Increased concerns about Europe helped mortgage rates improve this week, although the impact of the recently passed extension to the payroll tax reduction is beginning to push up mortgage rates for certain loans (discussed below).

The news from Europe was mostly negative this week. Economic growth in Germany was slower than expected. Negotiations on restructuring Greek debt did not progress as planned, increasing the risk of default. S&P is downgrading the debt of several European countries, including France. Finally, the European Central Bank (ECB) provided no relief, as it gave no indication that it would increase the level of aid available to troubled countries. As a result, investors shifted funds to relatively safer investments, including US mortgage-backed securities (MBS), which helped mortgage rates move lower.

The recently passed extension to the temporary payroll tax reduction contained a lightly publicized revenue raising provision to increase the guarantee fees charged on Fannie Mae and Freddie Mac loans. This fee results in higher rates for borrowers, and mortgage rates for loans not expected to close within the next month or so have begun to reflect this coming increase in guarantee fees.

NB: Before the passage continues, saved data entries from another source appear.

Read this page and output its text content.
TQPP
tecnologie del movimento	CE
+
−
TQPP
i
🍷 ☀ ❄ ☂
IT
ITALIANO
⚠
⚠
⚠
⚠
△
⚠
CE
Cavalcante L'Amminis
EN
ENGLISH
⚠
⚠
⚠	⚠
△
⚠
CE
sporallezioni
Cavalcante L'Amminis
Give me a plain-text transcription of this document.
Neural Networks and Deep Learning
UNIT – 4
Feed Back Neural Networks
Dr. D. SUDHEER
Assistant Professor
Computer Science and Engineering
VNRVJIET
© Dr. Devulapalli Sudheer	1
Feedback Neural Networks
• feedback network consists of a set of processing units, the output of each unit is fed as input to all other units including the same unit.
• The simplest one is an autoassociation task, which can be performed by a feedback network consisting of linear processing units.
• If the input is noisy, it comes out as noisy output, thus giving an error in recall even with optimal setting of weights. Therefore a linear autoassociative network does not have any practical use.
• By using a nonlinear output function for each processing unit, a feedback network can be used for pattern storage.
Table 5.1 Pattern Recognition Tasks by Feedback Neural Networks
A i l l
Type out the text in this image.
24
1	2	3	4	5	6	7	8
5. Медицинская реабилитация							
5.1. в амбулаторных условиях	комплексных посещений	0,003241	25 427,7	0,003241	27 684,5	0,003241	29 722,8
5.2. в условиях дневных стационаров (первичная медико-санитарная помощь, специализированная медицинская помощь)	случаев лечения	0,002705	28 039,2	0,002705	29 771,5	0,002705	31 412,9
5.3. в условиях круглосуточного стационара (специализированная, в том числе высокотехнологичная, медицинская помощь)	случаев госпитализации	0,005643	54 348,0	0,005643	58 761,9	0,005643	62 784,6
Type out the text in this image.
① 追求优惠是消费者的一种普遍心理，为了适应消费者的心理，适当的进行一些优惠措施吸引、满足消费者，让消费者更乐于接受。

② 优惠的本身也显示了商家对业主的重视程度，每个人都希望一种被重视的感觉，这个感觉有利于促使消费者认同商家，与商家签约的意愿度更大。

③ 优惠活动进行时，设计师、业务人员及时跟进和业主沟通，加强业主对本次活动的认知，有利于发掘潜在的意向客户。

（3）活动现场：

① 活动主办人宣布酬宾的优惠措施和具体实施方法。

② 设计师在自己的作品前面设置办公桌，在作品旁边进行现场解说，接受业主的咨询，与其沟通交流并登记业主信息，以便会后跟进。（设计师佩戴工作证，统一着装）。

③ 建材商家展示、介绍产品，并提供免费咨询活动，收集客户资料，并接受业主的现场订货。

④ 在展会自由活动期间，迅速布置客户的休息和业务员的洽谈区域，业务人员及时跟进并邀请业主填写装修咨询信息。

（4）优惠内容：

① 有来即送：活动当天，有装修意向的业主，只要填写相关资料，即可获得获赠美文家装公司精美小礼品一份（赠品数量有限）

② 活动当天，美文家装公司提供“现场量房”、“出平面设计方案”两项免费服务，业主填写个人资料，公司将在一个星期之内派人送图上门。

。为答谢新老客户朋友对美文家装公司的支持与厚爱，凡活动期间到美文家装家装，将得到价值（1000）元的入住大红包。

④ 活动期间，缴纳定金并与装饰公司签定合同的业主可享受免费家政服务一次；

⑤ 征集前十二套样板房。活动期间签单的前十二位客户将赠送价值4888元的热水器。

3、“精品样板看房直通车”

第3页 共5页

The most significant economic data next week will be the monthly inflation reports. The Producer Price Index (PPI) focuses on the increase in prices of "intermediate" goods used by companies to produce finished products and will come out on Wednesday. The Consumer Price Index (CPI), the most closely watched monthly inflation report, will come out on Thursday. CPI looks at the price change for those finished goods which are sold to consumers. In addition, Industrial Production, an important indicator of economic growth, will come out on Wednesday. Housing Starts will be released on Thursday, and Existing Home Sales will come out on Friday. Philly Fed and Empire State will round out the schedule. Mortgage markets will be closed on Monday in observance of MLK Day.